Yeaton and DeGruttola say they are in for the long haul, and hope to build a legacy.

"There aren't many opportunities in a career and a lifetime to build a legacy that survives longer periods of time," Yeaton said. "For us, this is that opportunity." 

Our motivation was, this is a real opportunity for both our families to build together a lasting legacy in the state, you know, where we live, where we work, where we play."

The new owners plan to refinish the outdoor decks of the clubhouse, paint the exterior, landscaping the area around the clubhouse and replace the televisions inside. They also have reconditioned all the golf carts.

The significant renovation plans include paving all five miles of gravel cart paths.
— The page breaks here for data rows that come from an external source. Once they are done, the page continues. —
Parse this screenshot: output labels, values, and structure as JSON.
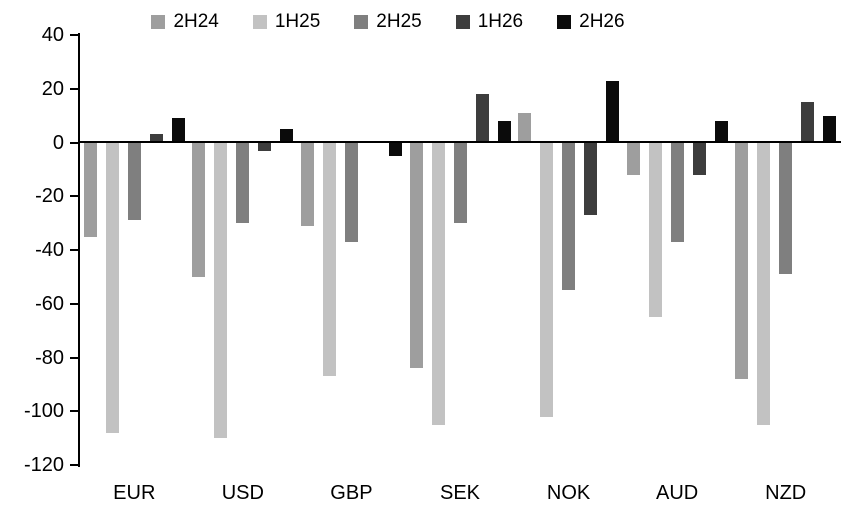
{
  "chart_data": {
    "type": "bar",
    "title": "",
    "xlabel": "",
    "ylabel": "",
    "categories": [
      "EUR",
      "USD",
      "GBP",
      "SEK",
      "NOK",
      "AUD",
      "NZD"
    ],
    "series": [
      {
        "name": "2H24",
        "color": "#9e9e9e",
        "values": [
          -35,
          -50,
          -31,
          -84,
          11,
          -12,
          -88
        ]
      },
      {
        "name": "1H25",
        "color": "#c2c2c2",
        "values": [
          -108,
          -110,
          -87,
          -105,
          -102,
          -65,
          -105
        ]
      },
      {
        "name": "2H25",
        "color": "#7f7f7f",
        "values": [
          -29,
          -30,
          -37,
          -30,
          -55,
          -37,
          -49
        ]
      },
      {
        "name": "1H26",
        "color": "#3d3d3d",
        "values": [
          3,
          -3,
          0,
          18,
          -27,
          -12,
          15
        ]
      },
      {
        "name": "2H26",
        "color": "#0b0b0b",
        "values": [
          9,
          5,
          -5,
          8,
          23,
          8,
          10
        ]
      }
    ],
    "ylim": [
      -120,
      40
    ],
    "yticks": [
      40,
      20,
      0,
      -20,
      -40,
      -60,
      -80,
      -100,
      -120
    ],
    "legend_position": "top",
    "grid": false
  }
}
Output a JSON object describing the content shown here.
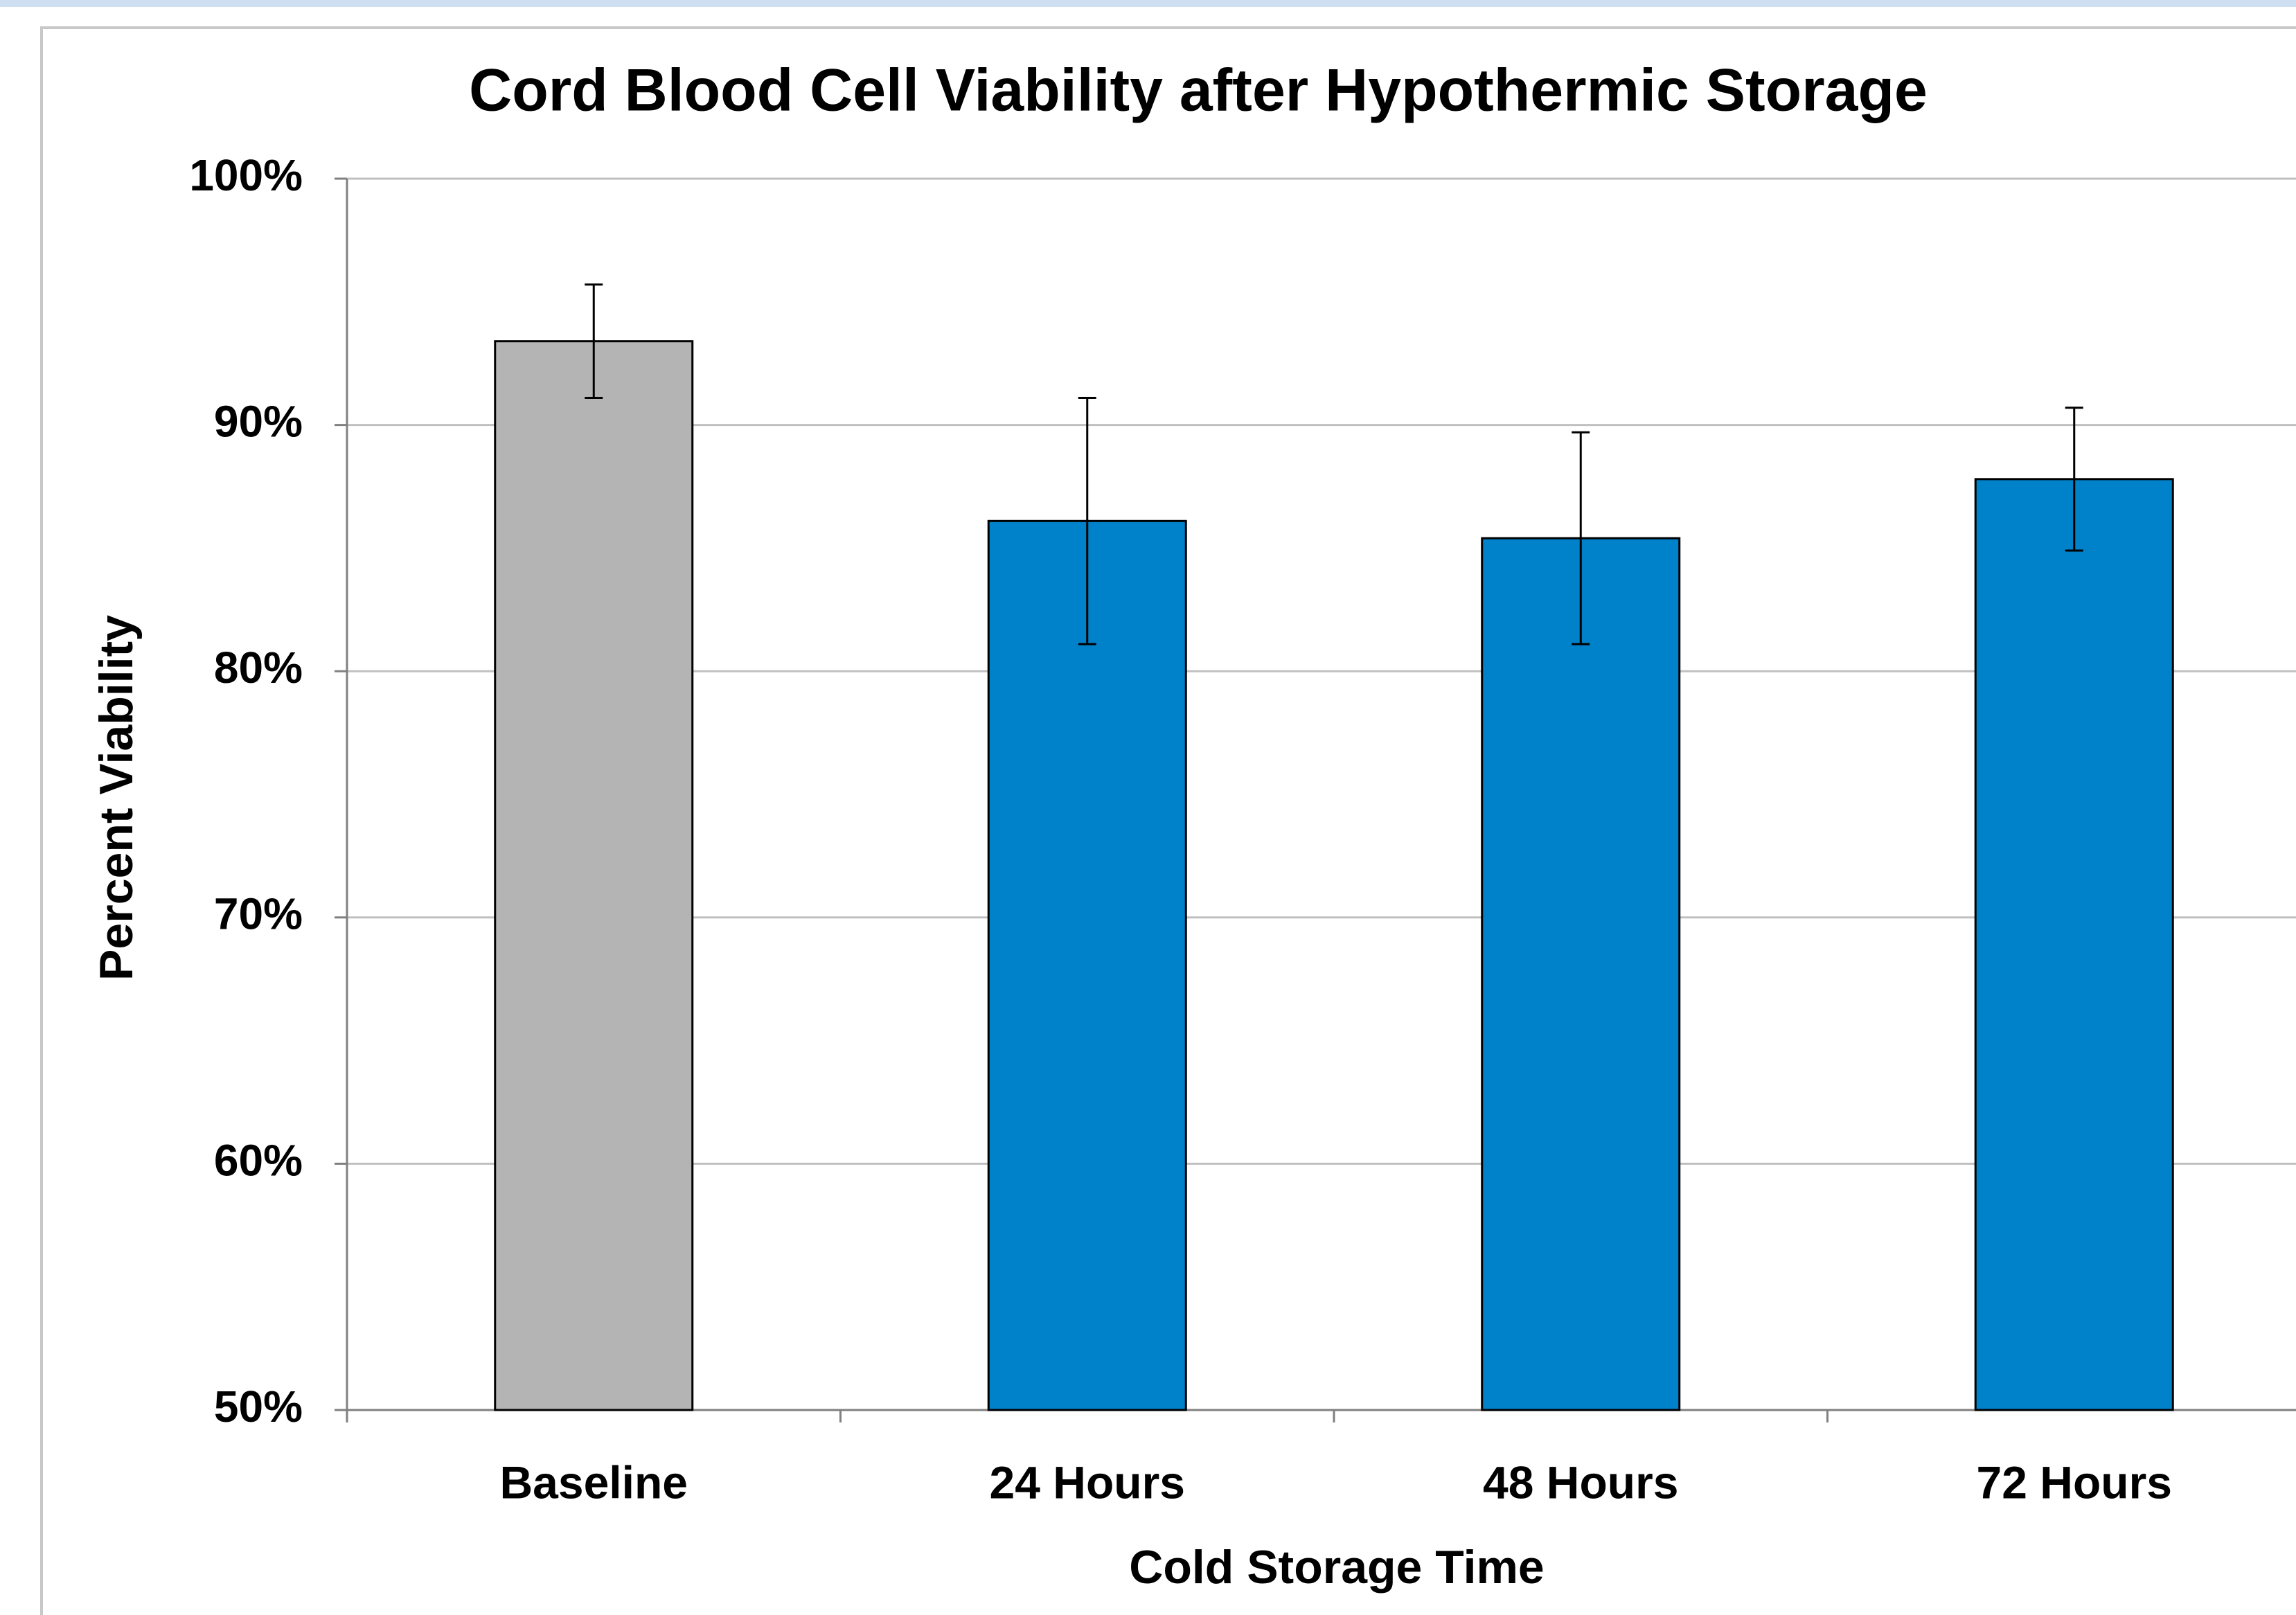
{
  "chart_data": {
    "type": "bar",
    "title": "Cord Blood Cell Viability after Hypothermic Storage",
    "x_label": "Cold Storage Time",
    "y_label": "Percent Viability",
    "categories": [
      "Baseline",
      "24 Hours",
      "48 Hours",
      "72 Hours"
    ],
    "values": [
      93.4,
      86.1,
      85.4,
      87.8
    ],
    "errors": [
      2.3,
      5.0,
      4.3,
      2.9
    ],
    "colors": [
      "#b4b4b4",
      "#0082ca",
      "#0082ca",
      "#0082ca"
    ],
    "ylim": [
      50,
      100
    ],
    "yticks": [
      {
        "value": 50,
        "label": "50%"
      },
      {
        "value": 60,
        "label": "60%"
      },
      {
        "value": 70,
        "label": "70%"
      },
      {
        "value": 80,
        "label": "80%"
      },
      {
        "value": 90,
        "label": "90%"
      },
      {
        "value": 100,
        "label": "100%"
      }
    ],
    "grid": true
  }
}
The owners said the gravel paths require costly maintenance due to washouts and other problems. They said the paved paths also would allow them to buy new golf carts. Some companies have been bidding on the work and the owners say it will happen this fall. The new carts are due next year.

Course improvement plans could include a new drainage system and fourth tee boxes on some holes.

"Our vision is really to build this into one of the premiere semi-private, public access courses in the region and we've got the golf course to do it," Yeaton said. He estimated putting in several hundred thousand dollars in 2008, and more next year.

A third phase would be the removal of the cart barn and seasonal events tent next to the clubhouse and the construction of a function hall, with room underneath for storing the carts. The function hall, according to the owners, would extend the season for their business and enable them to hold more events, such as weddings.

Yeaton and DeGruttola said they would like to do the project in a couple of years, but no firm timetable has been set.

They are bullish about the greater Concord-Manchester-Nashua metropolitan area, with a population of 370,000 that is stable and relatively affluent.

"If you look at some of the estimates that we've seen, even in a slower economic climate, there's still more demands for golf rounds than are probably being played," Yeaton said.